Throughout my childhood August was the final month of summer, a time for the family vacation, the dogs days filled with the
building of final summer memories before the return to school. I’ll never get used to the southern schedule my kids have faced, with an August return to school. This year, local Atlanta-area schools begin today, August 9, the earliest I can recall. There is something terribly wrong spending about early August in a schoolhouse. Our oldest, Mariah, graduated from high school last year; and our two little ones haven’t started school yet. Only Michael sets foot in a school today.
And the whole family’s plans are effected by school schedules. It is just that the schedule shifts from north to south, with an earlier start and an earlier completion of the school year. Summer vacation used to be 12 weeks; now it is closer to 8.
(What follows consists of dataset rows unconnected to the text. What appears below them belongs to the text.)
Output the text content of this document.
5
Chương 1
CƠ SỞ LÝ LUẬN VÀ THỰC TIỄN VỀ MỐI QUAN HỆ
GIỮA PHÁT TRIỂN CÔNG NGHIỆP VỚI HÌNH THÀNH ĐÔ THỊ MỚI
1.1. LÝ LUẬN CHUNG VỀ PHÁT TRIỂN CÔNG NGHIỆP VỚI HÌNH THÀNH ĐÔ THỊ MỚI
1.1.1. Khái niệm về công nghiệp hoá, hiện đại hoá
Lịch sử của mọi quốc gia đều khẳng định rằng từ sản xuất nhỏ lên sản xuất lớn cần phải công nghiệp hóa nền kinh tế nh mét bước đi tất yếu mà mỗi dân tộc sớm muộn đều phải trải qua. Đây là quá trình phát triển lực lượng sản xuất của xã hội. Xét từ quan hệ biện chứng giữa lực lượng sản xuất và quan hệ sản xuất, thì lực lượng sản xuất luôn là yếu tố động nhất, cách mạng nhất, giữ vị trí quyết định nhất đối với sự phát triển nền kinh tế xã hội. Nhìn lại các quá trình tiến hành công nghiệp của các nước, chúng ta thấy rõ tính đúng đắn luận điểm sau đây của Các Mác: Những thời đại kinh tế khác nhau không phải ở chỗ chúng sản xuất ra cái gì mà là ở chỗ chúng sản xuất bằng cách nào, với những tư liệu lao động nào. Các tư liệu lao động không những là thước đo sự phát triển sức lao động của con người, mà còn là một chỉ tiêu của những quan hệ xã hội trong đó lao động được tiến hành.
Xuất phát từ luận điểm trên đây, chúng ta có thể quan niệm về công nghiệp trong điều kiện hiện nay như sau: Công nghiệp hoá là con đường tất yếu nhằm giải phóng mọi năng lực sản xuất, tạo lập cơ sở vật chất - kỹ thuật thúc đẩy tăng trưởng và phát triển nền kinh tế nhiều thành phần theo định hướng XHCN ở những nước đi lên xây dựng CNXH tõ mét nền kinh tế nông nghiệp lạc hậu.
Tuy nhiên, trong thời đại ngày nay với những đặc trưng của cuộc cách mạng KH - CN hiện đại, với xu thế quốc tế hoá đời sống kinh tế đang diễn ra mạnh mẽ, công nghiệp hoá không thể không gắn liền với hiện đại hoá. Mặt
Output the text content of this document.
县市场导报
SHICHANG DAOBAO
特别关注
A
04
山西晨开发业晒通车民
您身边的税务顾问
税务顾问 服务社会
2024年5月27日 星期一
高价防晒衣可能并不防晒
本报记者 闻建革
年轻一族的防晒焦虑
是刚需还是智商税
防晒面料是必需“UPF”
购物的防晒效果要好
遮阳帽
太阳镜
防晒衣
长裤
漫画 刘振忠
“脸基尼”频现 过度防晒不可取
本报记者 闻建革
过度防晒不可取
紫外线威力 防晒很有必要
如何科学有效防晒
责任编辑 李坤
The Atlanta Journal Constitution says the Georgia legislature perennially introduces a bill to require a uniform late-August starting date for Georgia schools, and it is perennially voted down. North Carolina, Florida and Texas have all passed similar bills.
“We’re not trying to harm the summer recreation industry,” said Charles Ballinger, executive director emeritus of the San Diego-based National Association for Year-Round Education, which promotes a shorter summer. Parents, he suggests, can spend their summer dollars in eight weeks as well as in 12.
Kelly Henson, executive secretary of the Georgia Professional Standards Commission, said that long-summer boosters should focus on education, not heat: “The fact that it’s a bit hot, or that it might interfere with premier league baseball; none of that trumps the idea that a child ought to get a quality education.”
Summer defenders say there is little evidence of improved academic performance as a result of an early return to school.
“Any research done has shown no appreciable positive impact,” said Yankee dad Chris Murphy, “and not everything a kid needs to learn is in school.”
My sad conclusion is that emphasis has shifted away from the importance of rich family experiences, including a three month summer vacation, and toward the preeminence of parental work and classroom time. If parents were truly up in arms about shorter summers, legislatures across the country would be putting in place ironclad prohibitions against long school years and the travesty of early August starts. When family time is a burden and kids are a nuisance rather than part of the fabric of family adventure, and when societal expectations create the necessity for two-income families and summer vacation means more daycare not more time together–then extending school years at the expense of summer vacation is a logical consequence.